E agora? Rashid teria deixado entrar outra mulher na sua vida?

Quando o avião aterrou, e após as formalidades de desembarque, Carolina entrou num táxi que a transportou para o apartamento de Rashid.

Aí chegada, encontrou a casa devoluta. No seu interior, várias funcionárias de uma empresa de limpezas, limpavam, numa azáfama, tectos, paredes, chão, portas, janelas. Foi-lhe explicado que estavam a preparar o apartamento para ser entregue a uma agência imobiliária para revenda. Apercebendo-se do mau presságio que varreu o olhar de Carolina, uma das funcionárias contou-lhe a sangue frio, que o último ocupante da casa tinha falecido uns dias antes, vítima da febre hemorrágica de Marburgo.

Sentindo o chão fugir debaixo dos pés, Carolina dirigiu-se para o Hospital Central do Maputo, onde o Director a informou que Rashid aí tinha estado internado durante uma semana, sempre ciente da doença que o estava a tragar. Contou a Carolina que, na hora da morte, Rashid falara insistentemente numa estrela polar que uns meses antes, verbalizara ele, tinha iluminado o seu caminho, mas que, agora, estava muito, muito, muito longe. Também contou a Carolina que, escassos minutos antes de partir, Rashid lhe tinha dito que tinha a certeza que, quando chegasse ao céu, iria ser recebido com uma valsa de flamingos.

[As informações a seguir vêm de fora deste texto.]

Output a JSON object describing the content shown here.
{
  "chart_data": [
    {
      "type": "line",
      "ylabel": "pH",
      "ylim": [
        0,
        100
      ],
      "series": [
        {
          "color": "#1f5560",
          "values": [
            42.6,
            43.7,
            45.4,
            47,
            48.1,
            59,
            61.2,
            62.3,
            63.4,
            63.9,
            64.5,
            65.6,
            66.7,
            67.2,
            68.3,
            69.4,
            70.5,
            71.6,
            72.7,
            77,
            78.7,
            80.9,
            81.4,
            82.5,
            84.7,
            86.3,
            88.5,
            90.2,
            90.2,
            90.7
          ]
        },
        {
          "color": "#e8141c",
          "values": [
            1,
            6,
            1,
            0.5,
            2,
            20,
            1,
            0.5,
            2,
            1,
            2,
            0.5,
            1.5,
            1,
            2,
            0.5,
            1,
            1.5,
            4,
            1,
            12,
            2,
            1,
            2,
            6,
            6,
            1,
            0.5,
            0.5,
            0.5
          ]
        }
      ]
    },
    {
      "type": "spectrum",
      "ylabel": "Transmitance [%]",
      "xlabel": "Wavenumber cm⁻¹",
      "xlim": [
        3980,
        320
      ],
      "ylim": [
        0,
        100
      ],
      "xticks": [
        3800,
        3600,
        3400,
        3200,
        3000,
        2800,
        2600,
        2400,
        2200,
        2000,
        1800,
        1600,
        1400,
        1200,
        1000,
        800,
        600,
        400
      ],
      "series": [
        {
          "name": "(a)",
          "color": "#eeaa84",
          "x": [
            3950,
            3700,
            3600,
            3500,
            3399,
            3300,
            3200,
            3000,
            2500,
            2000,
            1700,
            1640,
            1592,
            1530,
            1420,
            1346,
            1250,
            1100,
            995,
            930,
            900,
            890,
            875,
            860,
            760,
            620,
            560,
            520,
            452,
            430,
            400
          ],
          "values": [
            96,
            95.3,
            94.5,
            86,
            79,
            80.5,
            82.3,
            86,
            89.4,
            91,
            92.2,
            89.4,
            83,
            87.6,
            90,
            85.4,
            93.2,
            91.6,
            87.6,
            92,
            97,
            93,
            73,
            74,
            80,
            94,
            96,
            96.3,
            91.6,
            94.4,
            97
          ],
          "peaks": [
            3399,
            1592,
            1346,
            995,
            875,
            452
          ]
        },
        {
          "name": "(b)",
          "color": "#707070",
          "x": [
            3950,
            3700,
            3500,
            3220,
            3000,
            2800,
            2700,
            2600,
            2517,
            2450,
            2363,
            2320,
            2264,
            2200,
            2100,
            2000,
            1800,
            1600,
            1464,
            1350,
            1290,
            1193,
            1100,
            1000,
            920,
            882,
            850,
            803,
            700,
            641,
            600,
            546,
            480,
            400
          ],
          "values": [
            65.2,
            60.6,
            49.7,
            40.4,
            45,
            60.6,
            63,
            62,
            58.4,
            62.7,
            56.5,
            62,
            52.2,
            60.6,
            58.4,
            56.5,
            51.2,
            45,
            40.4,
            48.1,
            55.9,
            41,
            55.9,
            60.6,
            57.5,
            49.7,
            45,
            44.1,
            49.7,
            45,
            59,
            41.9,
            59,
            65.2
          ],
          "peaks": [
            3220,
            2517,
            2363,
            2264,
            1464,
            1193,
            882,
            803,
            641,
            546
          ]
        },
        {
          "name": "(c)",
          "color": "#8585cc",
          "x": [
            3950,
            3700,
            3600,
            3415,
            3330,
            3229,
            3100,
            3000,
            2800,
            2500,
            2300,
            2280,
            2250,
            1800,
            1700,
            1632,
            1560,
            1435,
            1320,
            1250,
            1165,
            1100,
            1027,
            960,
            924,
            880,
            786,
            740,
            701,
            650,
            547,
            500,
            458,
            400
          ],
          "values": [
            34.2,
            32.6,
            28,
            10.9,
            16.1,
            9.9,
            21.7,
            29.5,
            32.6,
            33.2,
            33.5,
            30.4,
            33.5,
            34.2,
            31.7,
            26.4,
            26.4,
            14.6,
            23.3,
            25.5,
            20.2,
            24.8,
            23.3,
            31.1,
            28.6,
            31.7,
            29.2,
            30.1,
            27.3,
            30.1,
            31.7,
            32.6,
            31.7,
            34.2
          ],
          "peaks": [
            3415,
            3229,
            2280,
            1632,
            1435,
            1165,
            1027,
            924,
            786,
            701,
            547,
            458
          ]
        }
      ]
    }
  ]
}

Carolina sentiu um enorme estrondo no interior da sua cabeça, e, de repente, tudo ficou escuro. Foi um apocalipse total. Quando voltou a si, estava deitada numa sala do serviço de observações do Hospital, rodeada por uma equipa de colegas, tendo ficado em vigilância e observação durante 24 horas. Assim que teve alta, dirigiu-se ao “Hotel Vip Maputo”, onde tinha conhecido Rashid.

Chegada junto ao lago onde Rashid em seu dia a conduzira, verificou que já aí não havia flamingos. Vislumbrou, então, no céu, o sorriso sereno de Rashid que, com os dançarinos de plumagem flamejante a valsear em seu redor, lhe acenou demoradamente. Carolina enlevada, sorriu e acenou para o céu. Com os olhos a transbordar de água e de alegria, olhou para duas gémeas sul-africanas de seis anos que estavam junto ao lago, sorrindo e acenando igualmente para o céu. Uma delas perguntou à mãe porque é que os flamingos, no céu, dançavam tão bem. A mãe respondeu-lhe que estavam a fazer uma cerimónia de recepção e boas-vindas ao senhor que estava com eles, que, por ter um espírito cheio de luz, inspirava aquela dança maravilhosa. Carolina, surpresa, sorriu para as gémeas, afagou-lhes o cabelo, e voltou a acenar a Rashid.

Uma certeza deu-lhe alento: Rashid povoaria para todo o sempre os céus de Moçambique, abençoando-a e conduzindo-a pela vida, e lá no alto, esperaria por ela o tempo que fosse necessário, para juntos, viverem um grande e único amor que na terra não lhes foi dado continuarem a viver.